On the road again
Mhairi MacLeod discusses the making of documentary Road to Las Vegas with director Jason Massot and its subject, Vanessa.
After speaking to Vanessa for just a matter of minutes, it quickly becomes apparent she is a woman people have no difficulty warming to. A salt of the earth type with a can-do attitude, Vanessa became the subject of Jason Massot's road-trip inspired documentary after her and her husband – not to mention five of their kids and the family dog – hopped in the car and headed for pastures new with nothing but $290 to their name.
Set against snow-capped Alaskan mountains and swathes of sun-drenched Las Vegas desert, the drama of the piece isn't just in the landscapes as the film explores the lure of life on the road coupled with a healthy dose of the American dream; two elements which instantly caught Massot's attention:
“The main impetus of the film is about that human temptation to make a new start. It's a very American thing to just drive off and start life again, something which is completely at odds with the British psyche. Much of the film echoes parts of Steinbeck's The Grapes of Wrath so, in a way, I feel it's a 21st-century equivalent that doesn't shy away from the realities of modern day America.”

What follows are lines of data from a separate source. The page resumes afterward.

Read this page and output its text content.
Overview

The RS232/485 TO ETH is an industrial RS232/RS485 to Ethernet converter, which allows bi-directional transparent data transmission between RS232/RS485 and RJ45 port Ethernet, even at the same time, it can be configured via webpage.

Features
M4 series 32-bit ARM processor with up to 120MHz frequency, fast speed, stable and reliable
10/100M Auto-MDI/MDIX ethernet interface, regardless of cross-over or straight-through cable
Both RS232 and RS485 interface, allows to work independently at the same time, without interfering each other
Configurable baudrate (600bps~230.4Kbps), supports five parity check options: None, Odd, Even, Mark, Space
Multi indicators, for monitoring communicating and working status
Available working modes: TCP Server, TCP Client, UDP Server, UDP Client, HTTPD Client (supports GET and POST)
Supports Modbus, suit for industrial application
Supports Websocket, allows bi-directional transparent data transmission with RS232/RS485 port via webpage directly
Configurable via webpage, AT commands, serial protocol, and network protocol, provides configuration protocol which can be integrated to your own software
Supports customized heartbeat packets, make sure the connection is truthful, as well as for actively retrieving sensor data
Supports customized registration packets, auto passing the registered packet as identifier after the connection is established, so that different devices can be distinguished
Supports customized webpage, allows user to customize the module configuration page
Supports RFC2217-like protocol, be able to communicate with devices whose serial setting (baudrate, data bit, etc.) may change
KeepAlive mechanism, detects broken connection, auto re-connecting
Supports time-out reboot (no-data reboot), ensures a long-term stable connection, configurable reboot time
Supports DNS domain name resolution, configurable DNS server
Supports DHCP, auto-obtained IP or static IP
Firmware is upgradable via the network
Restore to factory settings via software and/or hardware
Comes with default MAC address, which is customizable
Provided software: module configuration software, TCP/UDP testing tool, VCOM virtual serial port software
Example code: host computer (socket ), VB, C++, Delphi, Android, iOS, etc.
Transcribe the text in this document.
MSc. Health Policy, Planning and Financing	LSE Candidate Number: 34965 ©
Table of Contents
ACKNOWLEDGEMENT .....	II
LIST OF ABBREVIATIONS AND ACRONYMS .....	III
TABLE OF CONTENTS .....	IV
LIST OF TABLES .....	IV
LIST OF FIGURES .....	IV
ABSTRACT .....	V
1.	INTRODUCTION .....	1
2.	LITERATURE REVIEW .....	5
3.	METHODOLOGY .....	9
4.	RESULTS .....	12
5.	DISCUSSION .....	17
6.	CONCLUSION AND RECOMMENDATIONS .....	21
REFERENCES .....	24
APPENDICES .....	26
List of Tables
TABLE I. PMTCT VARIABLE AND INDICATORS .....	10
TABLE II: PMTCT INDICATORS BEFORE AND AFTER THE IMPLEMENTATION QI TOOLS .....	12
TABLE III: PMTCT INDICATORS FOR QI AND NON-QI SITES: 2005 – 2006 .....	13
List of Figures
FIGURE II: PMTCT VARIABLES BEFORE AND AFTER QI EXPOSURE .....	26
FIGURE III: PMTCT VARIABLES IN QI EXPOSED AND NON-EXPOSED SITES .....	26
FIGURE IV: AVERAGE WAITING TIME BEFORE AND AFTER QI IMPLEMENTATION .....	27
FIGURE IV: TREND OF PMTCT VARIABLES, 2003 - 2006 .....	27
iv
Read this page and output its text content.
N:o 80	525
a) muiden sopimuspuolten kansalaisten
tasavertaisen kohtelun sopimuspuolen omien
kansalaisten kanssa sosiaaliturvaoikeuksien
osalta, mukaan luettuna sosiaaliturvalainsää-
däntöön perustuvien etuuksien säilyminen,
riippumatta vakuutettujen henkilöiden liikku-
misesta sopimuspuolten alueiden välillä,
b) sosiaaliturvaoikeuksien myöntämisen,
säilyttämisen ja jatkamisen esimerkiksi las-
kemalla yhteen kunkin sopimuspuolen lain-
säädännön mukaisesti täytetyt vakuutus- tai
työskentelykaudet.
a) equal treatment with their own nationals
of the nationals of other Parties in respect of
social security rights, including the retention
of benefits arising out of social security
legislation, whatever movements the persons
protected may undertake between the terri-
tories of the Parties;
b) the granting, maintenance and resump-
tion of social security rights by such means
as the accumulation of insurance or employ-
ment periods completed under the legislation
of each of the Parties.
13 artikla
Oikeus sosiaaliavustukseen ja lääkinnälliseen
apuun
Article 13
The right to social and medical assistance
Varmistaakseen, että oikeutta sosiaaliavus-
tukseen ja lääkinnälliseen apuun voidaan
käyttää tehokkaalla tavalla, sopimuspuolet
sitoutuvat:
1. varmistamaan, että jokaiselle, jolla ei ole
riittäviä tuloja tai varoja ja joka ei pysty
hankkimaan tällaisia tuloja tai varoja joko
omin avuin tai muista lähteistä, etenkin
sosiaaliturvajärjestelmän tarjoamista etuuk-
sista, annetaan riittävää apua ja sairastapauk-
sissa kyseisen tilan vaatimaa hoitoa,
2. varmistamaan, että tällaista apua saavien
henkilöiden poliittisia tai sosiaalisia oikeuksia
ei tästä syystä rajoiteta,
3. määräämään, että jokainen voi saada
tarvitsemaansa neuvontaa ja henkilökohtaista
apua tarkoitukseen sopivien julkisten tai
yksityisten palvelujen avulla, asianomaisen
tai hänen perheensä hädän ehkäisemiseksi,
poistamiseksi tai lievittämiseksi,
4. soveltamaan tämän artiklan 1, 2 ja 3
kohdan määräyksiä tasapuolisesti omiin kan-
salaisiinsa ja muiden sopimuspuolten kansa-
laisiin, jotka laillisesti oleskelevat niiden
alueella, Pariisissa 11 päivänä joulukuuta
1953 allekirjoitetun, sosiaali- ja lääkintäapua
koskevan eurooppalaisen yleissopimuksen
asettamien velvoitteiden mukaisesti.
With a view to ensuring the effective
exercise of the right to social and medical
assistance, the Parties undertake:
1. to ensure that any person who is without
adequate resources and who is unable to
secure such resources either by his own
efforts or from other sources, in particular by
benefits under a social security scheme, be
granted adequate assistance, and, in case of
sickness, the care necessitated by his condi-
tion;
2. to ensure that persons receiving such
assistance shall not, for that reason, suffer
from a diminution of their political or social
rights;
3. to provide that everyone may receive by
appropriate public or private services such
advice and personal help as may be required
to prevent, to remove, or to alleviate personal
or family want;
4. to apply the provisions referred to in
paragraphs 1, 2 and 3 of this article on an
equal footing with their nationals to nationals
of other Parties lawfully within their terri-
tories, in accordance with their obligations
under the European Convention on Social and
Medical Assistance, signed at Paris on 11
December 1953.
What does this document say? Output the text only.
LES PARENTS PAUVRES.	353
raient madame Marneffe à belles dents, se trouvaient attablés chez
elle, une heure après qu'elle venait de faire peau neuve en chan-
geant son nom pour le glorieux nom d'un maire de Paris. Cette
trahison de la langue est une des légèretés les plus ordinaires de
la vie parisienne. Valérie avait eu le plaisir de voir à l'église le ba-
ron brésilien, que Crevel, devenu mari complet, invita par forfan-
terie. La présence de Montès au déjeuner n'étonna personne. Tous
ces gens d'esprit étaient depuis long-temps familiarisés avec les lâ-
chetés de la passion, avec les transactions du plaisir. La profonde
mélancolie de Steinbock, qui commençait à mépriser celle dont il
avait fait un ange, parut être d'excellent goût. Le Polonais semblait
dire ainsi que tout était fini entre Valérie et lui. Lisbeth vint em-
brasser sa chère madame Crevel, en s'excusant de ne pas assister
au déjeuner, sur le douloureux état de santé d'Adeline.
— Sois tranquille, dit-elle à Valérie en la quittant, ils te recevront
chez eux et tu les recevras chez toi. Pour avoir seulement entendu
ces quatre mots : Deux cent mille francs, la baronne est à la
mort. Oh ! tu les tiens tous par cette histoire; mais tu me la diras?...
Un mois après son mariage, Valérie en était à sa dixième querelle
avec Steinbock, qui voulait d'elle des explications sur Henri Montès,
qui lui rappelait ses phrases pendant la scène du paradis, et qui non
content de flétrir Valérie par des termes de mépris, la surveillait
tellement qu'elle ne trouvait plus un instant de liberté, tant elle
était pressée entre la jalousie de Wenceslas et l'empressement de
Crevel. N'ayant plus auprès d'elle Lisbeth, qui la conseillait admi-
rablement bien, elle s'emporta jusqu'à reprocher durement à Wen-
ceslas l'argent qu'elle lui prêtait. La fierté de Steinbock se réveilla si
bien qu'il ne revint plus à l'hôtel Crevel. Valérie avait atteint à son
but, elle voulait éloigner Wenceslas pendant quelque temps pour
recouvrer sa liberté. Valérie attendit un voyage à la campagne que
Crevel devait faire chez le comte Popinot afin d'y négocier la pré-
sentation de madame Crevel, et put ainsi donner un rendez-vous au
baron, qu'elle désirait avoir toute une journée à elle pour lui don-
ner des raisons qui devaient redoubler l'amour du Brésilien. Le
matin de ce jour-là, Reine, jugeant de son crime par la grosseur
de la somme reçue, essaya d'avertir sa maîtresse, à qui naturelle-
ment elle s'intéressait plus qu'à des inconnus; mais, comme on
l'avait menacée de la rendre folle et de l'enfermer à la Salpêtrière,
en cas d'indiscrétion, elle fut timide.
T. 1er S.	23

Billed as both a family saga and a dysfunctional love story, Road to Las Vegas charts Vanessa's attempts to carve a new life despite America heading for economic free fall and husband Maurice's continued drug use. While an omnipresent camera crew might've been a step too far for a family in crisis, Vanessa maintains Massot and co quickly became part of the fixtures and fittings:
“It was weird having the camera around at first but when you're having to sleep in a parking lot because you have nowhere else to stay you don't really have time to let it affect you. These are experiences I wanted to share and as a story the film teaches you not to give up, to keep going no matter what life throws at you; faith and the hope of something better will always see you through.”
A tale of survival that's particularly striking in the wake of the recession, Road to Las Vegas
is a fitting and timeless ode to the strength of the human spirit.